The shadow minister argued that there is a vital need to get the cost of the CSLR down, saying “we need to take the razor to this”.

“They [the government] need to start by admitting that this is out of control and not what was intended,” Howarth said.

“The solution can't be just to issue more levies, but right now, that is the Albanese government and Stephen Jones’ plan.”

Over the period from July 2021, total levies are up 200 per cent to $24.1 million from Treasury’s estimate of $8.1 million.

This jump, according to CSLR chief executive David Berry, highlights an important factor in the debate over administration costs – “since then, Dixon happened”.

“It's not a little playing field to compare it to,” Berry told ifa.

“When you look at the $6.4 million, there's a couple of things that contribute to that. A lot of it is we're starting something from scratch, and because we're starting from scratch, there's a lot of one-off type expenses that come with the start-up of any organisation that certainly features in there.

“The other is, we took an approach of quality is more important here, and so we've got to make sure we've got it right. We have taken our time that we have made sure that our interpretation of legislation aligns with the actual legislation. So, a lot of those expenses in managing the organisation have played a big part in this levy period.”

He added that going forward, even with an increasing workload the CSLR expects administration costs to go down.

“Quality of process right up front usually means you go slower, and you make sure you invest in all the things which you need to,” Berry said.

“The evidence points for this will be in the future, but when you look at the forecast moving forward, it's going to be a lower absolute figure, year on year, and it's going to be three times the amount of claims we're planning to get through.

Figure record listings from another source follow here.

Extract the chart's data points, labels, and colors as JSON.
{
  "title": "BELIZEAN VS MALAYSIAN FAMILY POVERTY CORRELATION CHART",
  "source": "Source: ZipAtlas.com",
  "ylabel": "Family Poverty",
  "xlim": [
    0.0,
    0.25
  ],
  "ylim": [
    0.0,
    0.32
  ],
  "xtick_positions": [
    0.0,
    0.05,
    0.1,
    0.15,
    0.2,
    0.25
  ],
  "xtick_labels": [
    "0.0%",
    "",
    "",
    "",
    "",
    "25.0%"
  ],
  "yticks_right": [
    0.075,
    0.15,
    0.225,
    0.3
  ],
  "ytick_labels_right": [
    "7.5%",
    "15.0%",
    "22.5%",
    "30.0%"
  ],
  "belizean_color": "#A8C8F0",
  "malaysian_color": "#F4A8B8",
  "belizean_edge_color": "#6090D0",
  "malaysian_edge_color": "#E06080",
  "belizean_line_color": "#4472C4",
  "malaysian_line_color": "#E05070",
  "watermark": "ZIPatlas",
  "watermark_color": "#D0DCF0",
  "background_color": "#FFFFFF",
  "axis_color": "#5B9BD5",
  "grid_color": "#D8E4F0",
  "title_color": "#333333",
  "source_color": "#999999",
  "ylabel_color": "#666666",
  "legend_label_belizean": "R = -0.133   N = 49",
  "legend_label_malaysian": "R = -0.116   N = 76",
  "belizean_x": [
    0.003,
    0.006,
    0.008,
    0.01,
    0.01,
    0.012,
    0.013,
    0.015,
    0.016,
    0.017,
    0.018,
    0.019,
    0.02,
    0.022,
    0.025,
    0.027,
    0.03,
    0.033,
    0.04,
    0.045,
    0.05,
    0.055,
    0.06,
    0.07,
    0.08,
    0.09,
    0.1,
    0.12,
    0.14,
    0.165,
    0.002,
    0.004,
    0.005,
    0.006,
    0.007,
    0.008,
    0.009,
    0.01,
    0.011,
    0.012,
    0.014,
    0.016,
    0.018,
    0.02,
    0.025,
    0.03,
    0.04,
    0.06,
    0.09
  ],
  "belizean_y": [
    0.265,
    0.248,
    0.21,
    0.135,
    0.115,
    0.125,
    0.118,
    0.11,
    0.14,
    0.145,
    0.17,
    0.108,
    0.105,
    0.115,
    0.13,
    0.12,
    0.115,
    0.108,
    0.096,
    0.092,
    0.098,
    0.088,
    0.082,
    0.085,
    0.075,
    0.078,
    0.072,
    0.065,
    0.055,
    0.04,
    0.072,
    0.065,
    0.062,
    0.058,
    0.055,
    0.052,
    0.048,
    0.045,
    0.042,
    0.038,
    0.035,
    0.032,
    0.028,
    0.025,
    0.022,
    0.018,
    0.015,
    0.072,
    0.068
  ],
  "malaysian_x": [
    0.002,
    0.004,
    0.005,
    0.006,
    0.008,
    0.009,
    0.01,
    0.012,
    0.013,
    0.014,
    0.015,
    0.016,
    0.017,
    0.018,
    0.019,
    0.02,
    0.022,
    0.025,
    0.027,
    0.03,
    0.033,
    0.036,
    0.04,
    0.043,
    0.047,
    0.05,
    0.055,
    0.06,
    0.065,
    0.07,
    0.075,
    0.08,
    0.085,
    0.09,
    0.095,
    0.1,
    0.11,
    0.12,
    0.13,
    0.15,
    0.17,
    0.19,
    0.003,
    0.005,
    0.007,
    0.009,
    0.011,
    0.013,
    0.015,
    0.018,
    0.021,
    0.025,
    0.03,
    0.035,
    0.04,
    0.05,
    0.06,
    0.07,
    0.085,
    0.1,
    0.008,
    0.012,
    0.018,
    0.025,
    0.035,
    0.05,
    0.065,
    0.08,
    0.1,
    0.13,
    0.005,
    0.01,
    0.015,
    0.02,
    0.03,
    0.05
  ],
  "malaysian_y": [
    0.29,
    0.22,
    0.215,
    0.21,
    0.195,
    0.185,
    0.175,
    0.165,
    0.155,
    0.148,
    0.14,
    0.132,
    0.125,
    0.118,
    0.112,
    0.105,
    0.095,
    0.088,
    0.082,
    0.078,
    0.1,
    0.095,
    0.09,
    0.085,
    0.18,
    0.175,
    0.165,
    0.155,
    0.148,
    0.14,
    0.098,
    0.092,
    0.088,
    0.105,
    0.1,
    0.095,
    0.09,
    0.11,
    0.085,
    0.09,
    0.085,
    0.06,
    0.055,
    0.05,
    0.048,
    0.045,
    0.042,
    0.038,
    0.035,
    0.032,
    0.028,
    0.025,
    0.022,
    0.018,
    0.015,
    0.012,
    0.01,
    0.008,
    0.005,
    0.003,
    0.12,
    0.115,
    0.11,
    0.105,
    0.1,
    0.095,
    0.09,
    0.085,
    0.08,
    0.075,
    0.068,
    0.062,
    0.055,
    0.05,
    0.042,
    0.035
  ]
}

“I've come from a corporate background, and that corporate background requires me to do things faster and cheaper year on year. So, we're dealing with the current situation, but that's not reflective of what is likely moving forward, we will continue to see improvements in cost and efficiency as we as we work through this.”

The FSC, however, believes that among the contributing factors to the high administration costs are a duplication of functions between the CSLR and the Australian Financial Complaints Authority (AFCA, as well as “number of advocacy and marketing activities” that “stray beyond” its core responsibilities.

“Given the present strain on the CSLR operator’s budget stemming from the Dixon cohort and the high likelihood of a special levy being imposed, the FSC does not consider it appropriate for the CSLR operator to undertake activities beyond those which are strictly required for it to perform its statutory functions,” it said in its submission.

“If the CSLR operator continues to duplicate functions of AFCA, the FSC notes that under section 1060 of the Corporations Act it is possible for the entities to be merged, which might represent an alternative means of reducing the scheme’s administration costs.”

Accordingly, among the FSC’s recommendations to the inquiry was the government funding the administration costs.

“The FSC supports imposition of a limitation on the funds raised by annual and special levies to prevent them from being spent on the CSLR operator’s administrative costs,” it said.

“This would necessitate Government funding for the very modest annual expenditure that ought to be required to operate the CSLR, while earmarking funds collected from industry to be expended on victim compensation.”

Senator Andrew Bragg had previously raised concerns over the CSLR’s administration costs and a job ad for a communications partner during a Senate estimates hearing.

When Treasury officials were unable to provide clarity on these issues, he requested they take questions on notice about “why they’re spending so much money on administration and what this communications partner job is going to do”.